This commit wires maglevd through to VPP's LB plugin end-to-end, using
locally-generated GoVPP bindings for the newer v2 API messages.
VPP binapi (vendored)
- New package internal/vpp/binapi/ containing lb, lb_types, ip_types, and
interface_types, generated from a local VPP build (~/src/vpp) via a new
'make vpp-binapi' target. GoVPP v0.12.0 upstream lacks the v2 messages we
need (lb_conf_get, lb_add_del_vip_v2, lb_add_del_as_v2, lb_as_v2_dump,
lb_as_set_weight), so we commit the generated output in-tree.
- All generated files go through our loggedChannel wrapper; every VPP API
send/receive is recorded at DEBUG via slog (vpp-api-send / vpp-api-recv /
vpp-api-send-multi / vpp-api-recv-multi) so the full wire-level trail is
auditable. NewAPIChannel is unexported — callers must use c.apiChannel().
Read path: GetLBState{All,VIP}
- GetLBStateAll returns a full snapshot (global conf + every VIP with its
attached application servers).
- GetLBStateVIP looks up a single VIP by (prefix, protocol, port) and
returns (nil, nil) when the VIP doesn't exist in VPP. This is the
efficient path for targeted updates on a busy LB.
- Helpers factored out: getLBConf, dumpAllVIPs, dumpASesForVIP, lookupVIP,
vipFromDetails.
Write path: SyncLBState{All,VIP}
- SyncLBStateAll reconciles every configured frontend with VPP: creates
missing VIPs, removes stale ones (with AS flush), and reconciles AS
membership and weights within VIPs that exist on both sides.
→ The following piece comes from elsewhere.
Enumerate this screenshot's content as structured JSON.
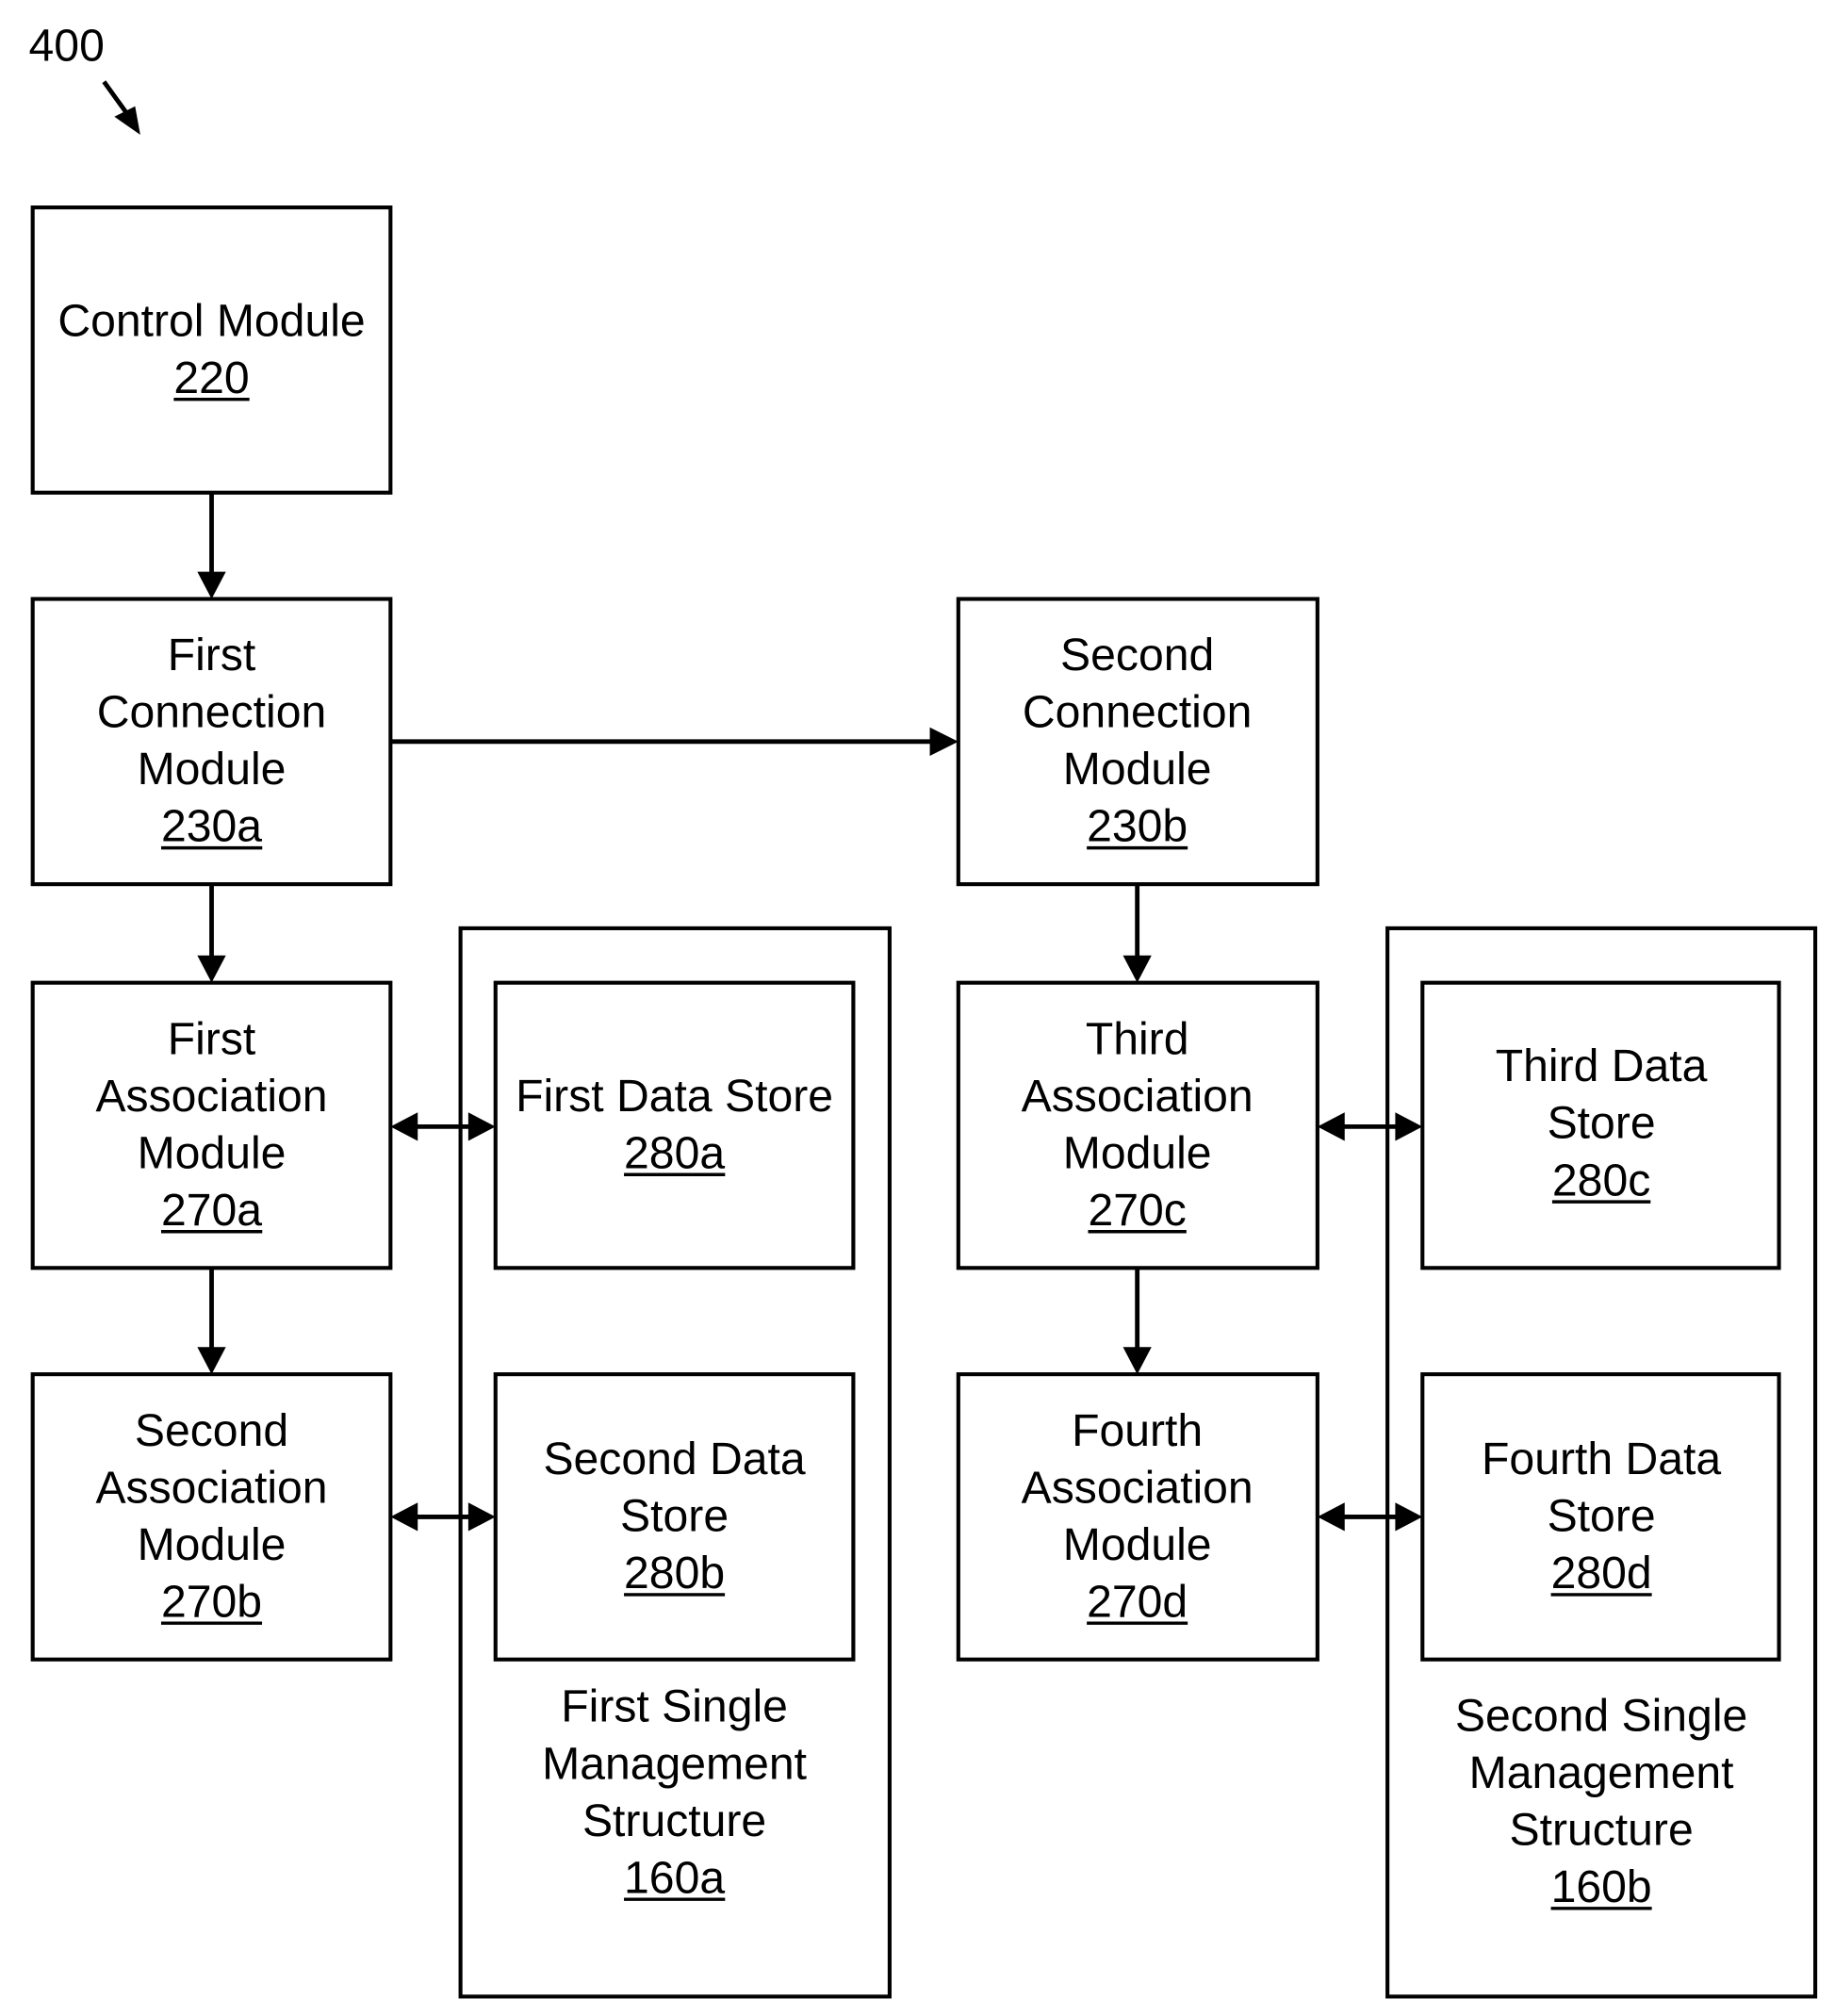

- SyncLBStateVIP targets a single frontend by name. Never removes VIPs.
Returns ErrFrontendNotFound (wrapped with the name) when the frontend
isn't in config, so callers can use errors.Is.
- Shared reconcileVIP helper does the per-VIP AS diff; removeVIP is used
only by the full-sync pass.
- LbAddDelVipV2 requests always set NewFlowsTableLength=1024. The .api
default=1024 annotation is only applied by VAT/CLI parsers, not wire-
level marshalling — sending 0 caused VPP to vec_validate with mask
0xFFFFFFFF and OOM-panic.
- Pool semantics: backends in the primary (first) pool of a frontend get
their configured weight; backends in secondary pools get weight 0. All
backends are installed so higher layers can flip weights on failover
without add/remove churn.
- Every individual change emits a DEBUG slog (vpp-lbsync-vip-add/del,
vpp-lbsync-as-add/del, vpp-lbsync-as-weight). Start/done INFO logs
carry a scope=all|vip label plus aggregate counts.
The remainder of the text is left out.